Ma non solo: l'aspetto psicologico che ha accompagnato questi mesi e che sembrerebbe essersi tradotto in uno più concreto di maggiore disponibilità effettiva nei confronti del proprio datore di lavoro, probabilmente alimentato, come si diceva, da una concezione alterata del lavoro agile, ha avuto impatti anche sulla vita privata delle persone. Il 21% degli intervistati ha ammesso di trovare più difficoltà nello staccare la spina a fine giornata, sensazione che ha portato il 36% a fingere di avere 'impegni' casalinghi per non essere disturbati. 

Smart working, gli effetti positivi 

Ovviamente, lavorare da casa non ha comportato soltanto aspetti negativi. Diversi, e da tempo sottolineati, sono gli effetti positivi: il 50% ha ammesso di essere riuscito, sottraendo i tempi necessari agli spostamenti casa-lavoro, a passare più tempo con la propria famiglia, mangiare più sano (il 27% lo ha testimoniato) e di fare anche più esercizio fisico (14%). 

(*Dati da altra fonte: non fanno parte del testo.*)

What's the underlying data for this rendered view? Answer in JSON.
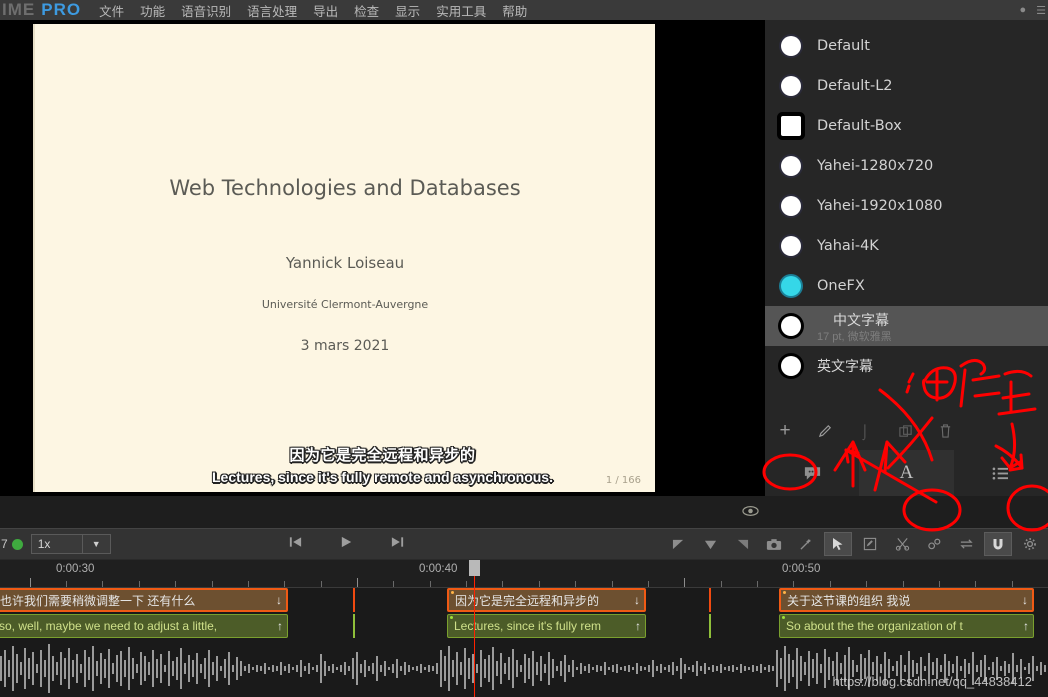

Banalità che, seppur evidenti, raramente vengono analizzate: non essendo costretti a mangiar fuori o a portarsi quanto cucinato la sera prima in un schiscetta, una parte dei lavoratori ha sicuramente trovato il modo di mangiare con più attenzione e variando maggiormente la propria dieta, così come riducendo i tempi legati agli spostamenti le possibilità di fare esercizio fisico, pur essendo costretti in casa, sono decisamente aumentate. 

Il parere dell'esperto

Rosita Zucaro, avvocata giuslavorista e Post-Doc research fellow dell’Università Ca’ Foscari di Venezia, ha sottolineato a Business Insider Italia di come il pericolo, in questi casi, sia quello dell'overworking“Oltre all’iperconnessione, il rischio è l’overworking, il lavoratore potenzialmente potrebbe essere continuamente contattato dal proprio capo, a eventuale danno della sua conciliazione vita-lavoro e della sua salute. Da qui è nata la necessità di disciplinare la disconnessione. Purtroppo in Italia abbiamo una tutela al momento insufficiente, in quanto la previsione all’interno della legge 22 maggio 2017, n. 81 è in sostanza una norma ‘vuota’ e la disconnessione non viene qualificata neppure come diritto”.